ALERT! Madagascar: Daewoo's Rainforest Land Grab in Nature's Paradise
The island of Madagascar is a veritable Noah's Ark of biodiversity [search], and this natural wealth is the country's primary treasure and opportunity for future ecologically sustainable development. The Korean company Daewoo Logistics intends to lease half the agricultural land in Madagascar for 99 years, industrially producing maize and palm oil on 1.3 million hectares that are now biodiversity rich rainforests and gardens. There already exists a severe food crisis nationally and local peoples, who are soon to be dispossessed from their land, are protesting, causing a major government crisis. Tell Daewoo the people of Madagascar have spoken -- and to shove off and leave Madagascar's rainforests, peoples and land alone.



Comments
Hands off this unique remaining paradise! The world is watching.

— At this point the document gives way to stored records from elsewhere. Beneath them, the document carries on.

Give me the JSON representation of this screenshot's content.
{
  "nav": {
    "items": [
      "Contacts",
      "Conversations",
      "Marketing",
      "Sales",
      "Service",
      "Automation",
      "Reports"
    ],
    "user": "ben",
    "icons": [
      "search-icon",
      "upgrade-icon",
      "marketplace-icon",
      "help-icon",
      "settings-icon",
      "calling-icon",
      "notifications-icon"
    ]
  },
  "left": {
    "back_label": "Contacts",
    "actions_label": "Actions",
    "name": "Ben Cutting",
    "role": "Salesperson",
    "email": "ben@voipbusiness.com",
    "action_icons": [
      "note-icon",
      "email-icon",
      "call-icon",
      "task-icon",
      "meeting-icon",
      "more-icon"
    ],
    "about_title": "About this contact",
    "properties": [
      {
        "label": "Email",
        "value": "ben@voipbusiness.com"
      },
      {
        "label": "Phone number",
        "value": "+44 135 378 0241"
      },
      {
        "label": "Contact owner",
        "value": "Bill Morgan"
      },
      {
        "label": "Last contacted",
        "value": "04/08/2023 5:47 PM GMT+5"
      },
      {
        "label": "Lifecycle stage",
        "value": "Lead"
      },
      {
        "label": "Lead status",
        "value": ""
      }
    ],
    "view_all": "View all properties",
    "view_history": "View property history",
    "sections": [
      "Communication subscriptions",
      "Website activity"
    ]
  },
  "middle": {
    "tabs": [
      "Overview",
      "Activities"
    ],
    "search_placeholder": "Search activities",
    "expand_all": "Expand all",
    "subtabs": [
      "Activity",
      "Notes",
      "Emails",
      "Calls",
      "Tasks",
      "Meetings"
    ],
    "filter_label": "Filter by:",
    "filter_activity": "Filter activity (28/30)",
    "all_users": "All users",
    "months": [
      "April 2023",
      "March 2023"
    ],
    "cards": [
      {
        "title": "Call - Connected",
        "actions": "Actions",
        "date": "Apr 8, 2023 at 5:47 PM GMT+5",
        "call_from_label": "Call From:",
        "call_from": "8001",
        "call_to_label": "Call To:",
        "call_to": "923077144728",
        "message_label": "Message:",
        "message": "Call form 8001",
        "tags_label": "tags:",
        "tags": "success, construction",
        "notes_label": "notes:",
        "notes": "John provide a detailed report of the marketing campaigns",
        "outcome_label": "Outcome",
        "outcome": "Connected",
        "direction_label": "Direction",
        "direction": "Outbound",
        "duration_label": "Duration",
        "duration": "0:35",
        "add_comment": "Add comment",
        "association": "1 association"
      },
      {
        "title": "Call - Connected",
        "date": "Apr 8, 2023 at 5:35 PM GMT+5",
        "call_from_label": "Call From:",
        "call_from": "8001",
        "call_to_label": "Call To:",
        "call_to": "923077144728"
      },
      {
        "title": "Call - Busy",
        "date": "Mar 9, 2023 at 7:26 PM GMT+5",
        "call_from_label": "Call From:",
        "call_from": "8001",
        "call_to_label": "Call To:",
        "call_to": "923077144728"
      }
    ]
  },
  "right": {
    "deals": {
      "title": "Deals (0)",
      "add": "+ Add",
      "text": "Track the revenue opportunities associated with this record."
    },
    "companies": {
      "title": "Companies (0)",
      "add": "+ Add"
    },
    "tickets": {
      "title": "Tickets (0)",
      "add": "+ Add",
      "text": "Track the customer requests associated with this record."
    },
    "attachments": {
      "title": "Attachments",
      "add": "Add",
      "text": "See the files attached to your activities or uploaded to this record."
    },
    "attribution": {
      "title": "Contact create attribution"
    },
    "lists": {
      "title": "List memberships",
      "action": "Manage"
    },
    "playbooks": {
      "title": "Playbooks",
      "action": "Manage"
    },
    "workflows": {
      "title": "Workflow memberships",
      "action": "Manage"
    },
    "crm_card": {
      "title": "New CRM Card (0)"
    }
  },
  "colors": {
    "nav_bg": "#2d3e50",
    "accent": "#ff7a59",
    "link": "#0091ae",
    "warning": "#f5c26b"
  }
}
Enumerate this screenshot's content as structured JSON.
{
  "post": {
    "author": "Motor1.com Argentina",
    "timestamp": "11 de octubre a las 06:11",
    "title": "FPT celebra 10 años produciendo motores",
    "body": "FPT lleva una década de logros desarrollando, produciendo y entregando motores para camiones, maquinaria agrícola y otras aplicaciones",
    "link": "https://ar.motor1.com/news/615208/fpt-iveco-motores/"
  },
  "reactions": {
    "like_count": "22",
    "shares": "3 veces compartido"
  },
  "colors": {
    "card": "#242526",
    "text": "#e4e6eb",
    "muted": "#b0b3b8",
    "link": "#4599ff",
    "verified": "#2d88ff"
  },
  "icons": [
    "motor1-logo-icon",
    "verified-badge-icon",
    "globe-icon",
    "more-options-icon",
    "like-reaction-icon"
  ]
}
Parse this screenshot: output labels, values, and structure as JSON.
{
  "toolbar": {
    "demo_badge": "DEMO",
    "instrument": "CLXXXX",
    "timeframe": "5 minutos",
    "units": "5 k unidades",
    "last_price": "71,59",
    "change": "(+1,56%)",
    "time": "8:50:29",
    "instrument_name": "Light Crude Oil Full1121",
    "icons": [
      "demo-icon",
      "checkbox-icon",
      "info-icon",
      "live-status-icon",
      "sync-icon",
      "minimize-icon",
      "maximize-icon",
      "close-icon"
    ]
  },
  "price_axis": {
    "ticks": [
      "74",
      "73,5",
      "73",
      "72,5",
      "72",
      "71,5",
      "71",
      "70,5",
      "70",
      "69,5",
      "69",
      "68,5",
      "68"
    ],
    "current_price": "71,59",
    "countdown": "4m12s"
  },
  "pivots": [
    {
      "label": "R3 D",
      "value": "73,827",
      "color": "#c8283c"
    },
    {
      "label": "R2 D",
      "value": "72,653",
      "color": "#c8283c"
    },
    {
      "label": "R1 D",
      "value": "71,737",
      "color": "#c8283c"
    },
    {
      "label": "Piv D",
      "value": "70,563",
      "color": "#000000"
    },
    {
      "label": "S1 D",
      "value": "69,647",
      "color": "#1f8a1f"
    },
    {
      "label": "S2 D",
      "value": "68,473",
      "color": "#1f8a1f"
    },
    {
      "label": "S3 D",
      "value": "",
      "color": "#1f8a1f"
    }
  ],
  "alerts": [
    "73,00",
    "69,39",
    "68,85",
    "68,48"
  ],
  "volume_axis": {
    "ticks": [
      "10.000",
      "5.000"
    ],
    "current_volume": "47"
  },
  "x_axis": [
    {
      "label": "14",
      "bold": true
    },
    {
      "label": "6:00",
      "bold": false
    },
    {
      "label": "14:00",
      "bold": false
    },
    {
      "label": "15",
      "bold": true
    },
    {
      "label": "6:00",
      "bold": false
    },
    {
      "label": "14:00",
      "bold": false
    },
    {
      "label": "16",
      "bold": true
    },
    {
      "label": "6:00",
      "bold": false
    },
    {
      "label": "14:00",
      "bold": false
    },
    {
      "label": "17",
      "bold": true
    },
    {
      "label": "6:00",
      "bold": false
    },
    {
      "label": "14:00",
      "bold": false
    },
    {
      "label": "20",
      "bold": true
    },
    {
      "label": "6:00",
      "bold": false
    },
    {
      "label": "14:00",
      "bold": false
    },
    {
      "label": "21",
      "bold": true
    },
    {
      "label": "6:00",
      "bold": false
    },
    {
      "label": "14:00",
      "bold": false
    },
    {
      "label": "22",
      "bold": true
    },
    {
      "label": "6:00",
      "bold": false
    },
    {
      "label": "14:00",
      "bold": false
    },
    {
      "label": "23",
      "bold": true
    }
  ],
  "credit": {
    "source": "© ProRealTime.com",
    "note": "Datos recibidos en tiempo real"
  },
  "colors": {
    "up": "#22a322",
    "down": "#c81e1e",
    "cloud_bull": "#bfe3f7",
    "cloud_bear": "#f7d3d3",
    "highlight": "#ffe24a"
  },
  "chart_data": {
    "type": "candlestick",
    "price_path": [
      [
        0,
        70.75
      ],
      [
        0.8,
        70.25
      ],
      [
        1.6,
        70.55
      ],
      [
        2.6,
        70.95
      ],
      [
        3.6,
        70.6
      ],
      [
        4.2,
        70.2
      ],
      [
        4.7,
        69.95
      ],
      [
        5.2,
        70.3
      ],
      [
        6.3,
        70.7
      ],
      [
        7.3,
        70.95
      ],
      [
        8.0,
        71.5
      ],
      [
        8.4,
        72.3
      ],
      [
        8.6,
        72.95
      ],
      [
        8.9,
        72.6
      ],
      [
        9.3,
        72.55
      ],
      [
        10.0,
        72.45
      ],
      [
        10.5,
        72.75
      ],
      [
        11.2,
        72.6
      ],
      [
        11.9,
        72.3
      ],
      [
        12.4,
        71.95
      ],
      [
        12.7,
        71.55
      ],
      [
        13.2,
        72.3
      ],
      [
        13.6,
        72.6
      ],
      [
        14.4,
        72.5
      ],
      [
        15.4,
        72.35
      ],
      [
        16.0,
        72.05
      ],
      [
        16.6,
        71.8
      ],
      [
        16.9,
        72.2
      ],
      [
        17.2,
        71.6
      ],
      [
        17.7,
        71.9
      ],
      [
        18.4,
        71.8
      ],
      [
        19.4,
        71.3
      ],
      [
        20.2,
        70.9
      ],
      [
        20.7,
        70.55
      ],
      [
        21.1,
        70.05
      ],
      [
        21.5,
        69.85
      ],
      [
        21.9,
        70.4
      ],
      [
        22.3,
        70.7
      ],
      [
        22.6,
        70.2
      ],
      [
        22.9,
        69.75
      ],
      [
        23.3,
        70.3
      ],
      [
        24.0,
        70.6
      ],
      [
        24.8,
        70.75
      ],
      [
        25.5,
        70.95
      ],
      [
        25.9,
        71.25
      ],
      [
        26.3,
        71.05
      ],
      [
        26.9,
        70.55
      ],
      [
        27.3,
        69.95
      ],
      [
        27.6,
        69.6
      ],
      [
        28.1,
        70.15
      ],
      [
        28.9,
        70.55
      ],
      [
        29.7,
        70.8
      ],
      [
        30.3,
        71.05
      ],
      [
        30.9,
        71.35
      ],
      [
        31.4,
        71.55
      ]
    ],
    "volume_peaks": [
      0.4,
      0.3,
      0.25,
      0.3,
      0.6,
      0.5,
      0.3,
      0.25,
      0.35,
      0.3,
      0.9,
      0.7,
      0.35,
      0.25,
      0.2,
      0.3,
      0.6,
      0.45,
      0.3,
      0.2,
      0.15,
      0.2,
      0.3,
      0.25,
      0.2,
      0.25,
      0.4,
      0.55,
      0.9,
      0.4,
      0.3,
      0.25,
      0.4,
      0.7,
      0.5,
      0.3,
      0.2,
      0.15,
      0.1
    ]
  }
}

Posted by: I. Orman | June 20, 2009 3:03 AM
Please forward this widely too!
Rainforests will continue to be logged as long as people buy timber from them.
NEVER buy furniture etc made with rainforest timber!
Encourage others to go carefully on the timber used for housing, furniture etc.
Try to encourage Japanese to do the same.
STOP THE DEMAND FOR RAINFOREST TIMBER
Valerie Yule
Posted by: Valerie Yule | June 21, 2009 8:25 AM
Pretty good post. I just came by your site and wanted to say
that I have really liked reading your posts. In any case
I'll be subscribing to your feed and I hope you post again soon!
Posted by: Maria | June 23, 2009 10:51 PM
Save rainforest.
Posted by: David tsosie | June 24, 2009 2:23 AM
The Earth is being systematically ravaged....
If the leaders of the global political economy continue to recklessly expand the large-scale production of food to feed an already rapidly growing population, then absolute global human population numbers will continue to skyrocket as they are now. The relentless effort to increase the world's food supply appears to be a primary precipitant of a global human population explosion. A billion people are hungry on Earth in our time. More poor people live in our planetary home today than existed on Earth in the year of my birth.
Why not end large-scale agricultural production and everywhere encourage an increase in sustainable farming practices? Why not fairly and equitably distribute the world's abundant food harvests so that the starving can fed? We have hundreds of millions of people who are starving as well as many too many millions of people who suffer from the various pernicious effects of gluttony. The human family could move toward more healthful living standards for all by redistributing available food resources.
The family of humanity is going to have to stop sleepwalking through life and immediately awaken, however difficult that may be, to the human-driven global challenges threatening human wellbeing and environmental health in our time.
Perhaps necessary change is in the offing because its occurrence must come soon.
Otherwise, I fear, the human community could reap the Biblical whirlwind, a storm blast of epic proportions, that gives rise to some kind of unimaginably huge and destructive global ecological wreckage.
Steven Earl Salmony
AWAREness Campaign on the Human Population,
established 2001
http://sustainabilitysoutheast.org/
www.panearth.org
Posted by: Steven Earl Salmony | June 28, 2009 6:11 AM
Preservation of the world's remaining forests is crucial to
blunting the worst impacts of human-propelled climate
change. Forests sequester massive amounts of carbon from
the atmosphere, and help preserve soils and other plants
that also store carbon. Keeping this climate-disrupting
carbon out of the atmosphere may help to keep
temperature increases lower over the coming decades.
Posted by: RainForest | July 7, 2009 7:57 AM
We need some sort of tracking system for biofuels. Biofuels causing land use change might end up hurting the environment more than fossil fuels, with carbon payback times up to 400 years. When only sustainable biofuel is bought, no one will think about destroying the rain forests to grow it.